On the show floor, if you’re interested in working with an exhibiting company, ask the booth representatives: Who developed this technology? Were people of color included in the development? Things like facial recognition have had serious issues in recognizing darker skin tones. Any brand that wants to invest in the latest technology has a moral responsibility to make sure that what they’re investing in doesn’t perpetuate potentially prejudiced outcomes. Asking the tough questions on the show floor will make you a better marketer for thinking more holistically.

That said, it’s worth noting that, unfortunately, in an attempt to get rid of booth babes, the CTA has imposed a dress code against "clothing that reveals an excess of bare skin, or body-confirming clothing that hugs genitalia."

But putting a dress code on the floor of the world’s biggest tech event doesn’t work towards solving for systemic inequality in the industry. Tech as a whole has faced numerous problems in treating women like objects or leaving them out of rooms and silenced in conversations. A dress code doesn’t put the responsibility on tech companies where  just 11% of leadership roles are held by women. What a dress code does do is make the problem about women and their bodies.

On Sex Positivity:

Which brings me to the next prediction of what we can expect at CES: sex positivity. Kind of. Between sex dolls and Naughty America’s VR and AR porn, sex tech for cis-men has never been a question at the show. But it’s been a different story for women’s sex tech. That double standard made waves last year when the CTA first rescinded, then six months later, re-awarded, an innovation award for Lora DiCarlo’s robotic sex toy for women.

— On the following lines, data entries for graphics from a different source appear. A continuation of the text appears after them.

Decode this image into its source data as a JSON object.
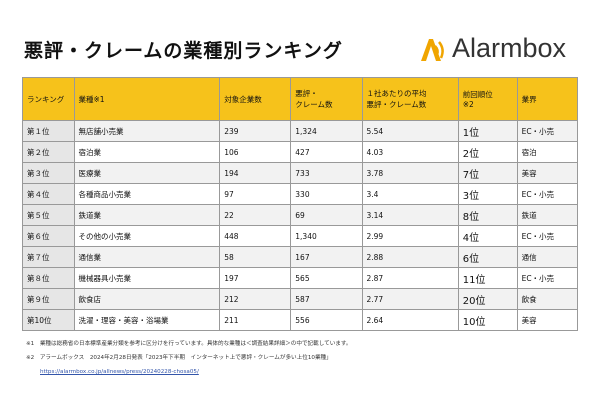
{
  "header": {
    "title": "悪評・クレームの業種別ランキング",
    "logo": "Alarmbox"
  },
  "table": {
    "columns": [
      "ランキング",
      "業種※1",
      "対象企業数",
      "悪評・\nクレーム数",
      "１社あたりの平均\n悪評・クレーム数",
      "前回順位\n※2",
      "業界"
    ],
    "rows": [
      [
        "第１位",
        "無店舗小売業",
        "239",
        "1,324",
        "5.54",
        "1位",
        "EC・小売"
      ],
      [
        "第２位",
        "宿泊業",
        "106",
        "427",
        "4.03",
        "2位",
        "宿泊"
      ],
      [
        "第３位",
        "医療業",
        "194",
        "733",
        "3.78",
        "7位",
        "美容"
      ],
      [
        "第４位",
        "各種商品小売業",
        "97",
        "330",
        "3.4",
        "3位",
        "EC・小売"
      ],
      [
        "第５位",
        "鉄道業",
        "22",
        "69",
        "3.14",
        "8位",
        "鉄道"
      ],
      [
        "第６位",
        "その他の小売業",
        "448",
        "1,340",
        "2.99",
        "4位",
        "EC・小売"
      ],
      [
        "第７位",
        "通信業",
        "58",
        "167",
        "2.88",
        "6位",
        "通信"
      ],
      [
        "第８位",
        "機械器具小売業",
        "197",
        "565",
        "2.87",
        "11位",
        "EC・小売"
      ],
      [
        "第９位",
        "飲食店",
        "212",
        "587",
        "2.77",
        "20位",
        "飲食"
      ],
      [
        "第10位",
        "洗濯・理容・美容・浴場業",
        "211",
        "556",
        "2.64",
        "10位",
        "美容"
      ]
    ]
  },
  "footnotes": [
    "※1　業種は総務省の日本標準産業分類を参考に区分けを行っています。具体的な業種は＜調査結果詳細＞の中で記載しています。",
    "※2　アラームボックス　2024年2月28日発表「2023年下半期　インターネット上で悪評・クレームが多い上位10業種」",
    "https://alarmbox.co.jp/allnews/press/20240228-chosa05/"
  ]
}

This year, CES will feature sex tech in the wellness section of the show floor, a significant step in the right direction. That said, sex tech is being allowed on a one-year trial - despite the fact that the likes of VR porn for men were, seemingly, never put through the same scrutiny.

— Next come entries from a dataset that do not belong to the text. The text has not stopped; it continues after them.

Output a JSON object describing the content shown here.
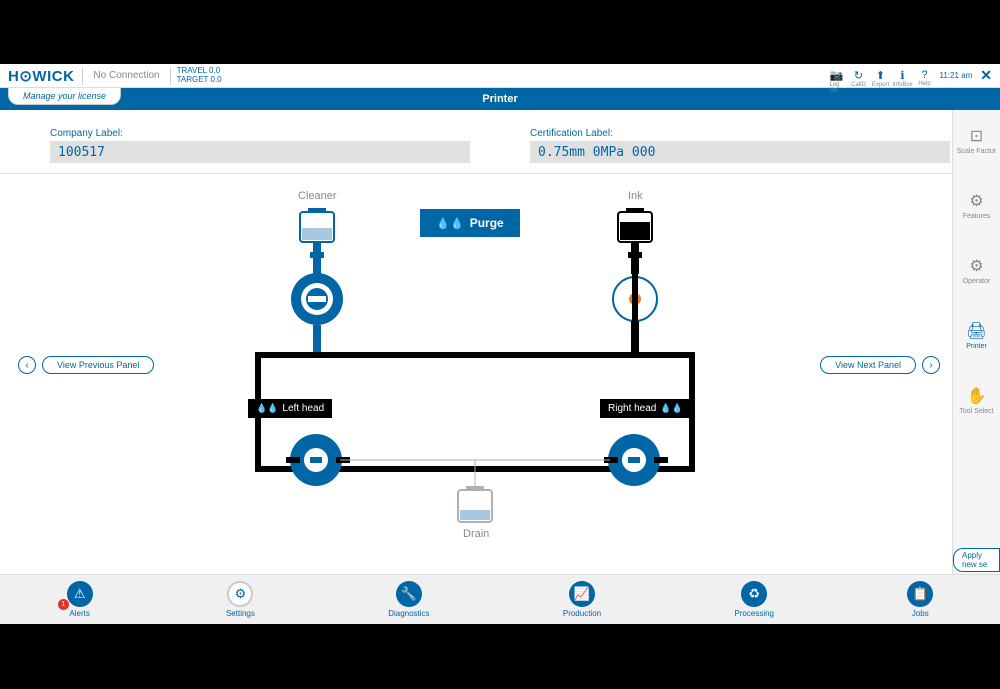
{
  "header": {
    "logo_text": "HOWICK",
    "connection_status": "No Connection",
    "travel": "TRAVEL 0.0",
    "target": "TARGET 0.0",
    "time": "11:21 am",
    "icons": [
      {
        "name": "log-on",
        "label": "Log On",
        "glyph": "📷"
      },
      {
        "name": "call-d",
        "label": "CallD",
        "glyph": "↻"
      },
      {
        "name": "export",
        "label": "Export",
        "glyph": "⬆"
      },
      {
        "name": "infobox",
        "label": "InfoBox",
        "glyph": "ℹ"
      },
      {
        "name": "help",
        "label": "Help",
        "glyph": "?"
      }
    ],
    "close_glyph": "✕"
  },
  "license_tab": "Manage your license",
  "title": "Printer",
  "form": {
    "company_label": "Company Label:",
    "company_value": "100517",
    "cert_label": "Certification Label:",
    "cert_value": "0.75mm 0MPa 000"
  },
  "purge_button": "Purge",
  "nav_prev": "View Previous Panel",
  "nav_next": "View Next Panel",
  "diagram": {
    "cleaner_label": "Cleaner",
    "ink_label": "Ink",
    "left_head": "Left head",
    "right_head": "Right head",
    "drain_label": "Drain",
    "colors": {
      "primary": "#0066a6",
      "light_blue": "#a6c8e0",
      "black": "#000000",
      "gray_line": "#b0b0b0",
      "orange": "#e08030"
    }
  },
  "sidebar": [
    {
      "name": "scale-factor",
      "label": "Scale Factor",
      "glyph": "⊡"
    },
    {
      "name": "features",
      "label": "Features",
      "glyph": "⚙"
    },
    {
      "name": "operator",
      "label": "Operator",
      "glyph": "⚙"
    },
    {
      "name": "printer",
      "label": "Printer",
      "glyph": "🖨",
      "active": true
    },
    {
      "name": "tool-select",
      "label": "Tool Select",
      "glyph": "✋"
    }
  ],
  "apply_new": "Apply new se",
  "tool_offsets": "Tool Offsets",
  "bottom_nav": [
    {
      "name": "alerts",
      "label": "Alerts",
      "glyph": "⚠",
      "badge": "1"
    },
    {
      "name": "settings",
      "label": "Settings",
      "glyph": "⚙",
      "style": "settings"
    },
    {
      "name": "diagnostics",
      "label": "Diagnostics",
      "glyph": "🔧"
    },
    {
      "name": "production",
      "label": "Production",
      "glyph": "📈"
    },
    {
      "name": "processing",
      "label": "Processing",
      "glyph": "♻"
    },
    {
      "name": "jobs",
      "label": "Jobs",
      "glyph": "📋"
    }
  ]
}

If the trial ends optimistically and we have sex tech as a mainstay fixture at CES, it would be a really big deal to have women’s health beyond motherhood and beauty taken seriously at the biggest technology event in the world. Both women’s health and sexual health is vastly under-researched in medical fields. Having sex positive technology for women on display on such a visible stage sends a clear message that the oldest double standard in the book isn’t welcome in the future. It also lends credibility to a market that is expected to reach a staggering $122B by 2026, driven by women and queer folx.

For marketers attending CES, it might seem like the moral challenges I’m talking about don’t touch your brand or business. However, the reality of what’s happening with sex, gender, and bodies here are akin to the problems of representation in media and marketing. It’s a microcosm of the challenges women still face across society. Brands, so intrinsically linked to culture today, can’t not pay attention to these conversations.

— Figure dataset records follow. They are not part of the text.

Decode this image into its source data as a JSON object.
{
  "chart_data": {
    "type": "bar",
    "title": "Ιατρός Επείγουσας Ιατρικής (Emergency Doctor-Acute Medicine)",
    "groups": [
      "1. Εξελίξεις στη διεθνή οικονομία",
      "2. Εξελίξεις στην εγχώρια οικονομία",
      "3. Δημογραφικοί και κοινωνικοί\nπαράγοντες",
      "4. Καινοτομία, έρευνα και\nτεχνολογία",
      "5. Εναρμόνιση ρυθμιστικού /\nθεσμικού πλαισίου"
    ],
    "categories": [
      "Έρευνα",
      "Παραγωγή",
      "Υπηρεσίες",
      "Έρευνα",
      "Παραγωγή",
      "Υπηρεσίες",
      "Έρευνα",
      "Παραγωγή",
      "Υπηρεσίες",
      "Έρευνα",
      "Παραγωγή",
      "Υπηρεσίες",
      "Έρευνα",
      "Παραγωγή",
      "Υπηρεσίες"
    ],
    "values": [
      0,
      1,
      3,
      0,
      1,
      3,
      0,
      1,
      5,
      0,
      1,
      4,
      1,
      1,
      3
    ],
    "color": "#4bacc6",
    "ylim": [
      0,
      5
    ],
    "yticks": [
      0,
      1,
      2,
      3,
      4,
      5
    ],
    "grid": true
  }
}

After all, women are very likely a critical audience for your brand. Another takeaway for you: ask yourself - how are you representing women? Are they being shown beyond motherhood or stereotypes around beauty? Do they have representation in the nuanced, layered way that we show men, with a multitude of factors beyond just gender? What about gender non-conforming folx?

In the midst of all the big tech and small startup fun, it’s the human centric provocations that I still find most interesting each year at CES for both myself and my clients. Because while new screens open new content formats and voice technology brings new commerce opportunities, brands, agencies, and technologists can’t consider themselves true innovators unless they’ve mastered one of most pervasive challenges in any business: putting people and their needs at the center of everything you do.

In 2020, I’ll be heading to Vegas with an equal mix of optimism and a healthy dose of scrutiny. Change is happening incrementally, as it so often does – and we can hasten that change by driving the conversation and asking the right questions. Questions that show that at long last, a festival about technology has become an event about humanity.

Rachel Lowenstein is associate director, partner, Invention+, at Mindshare.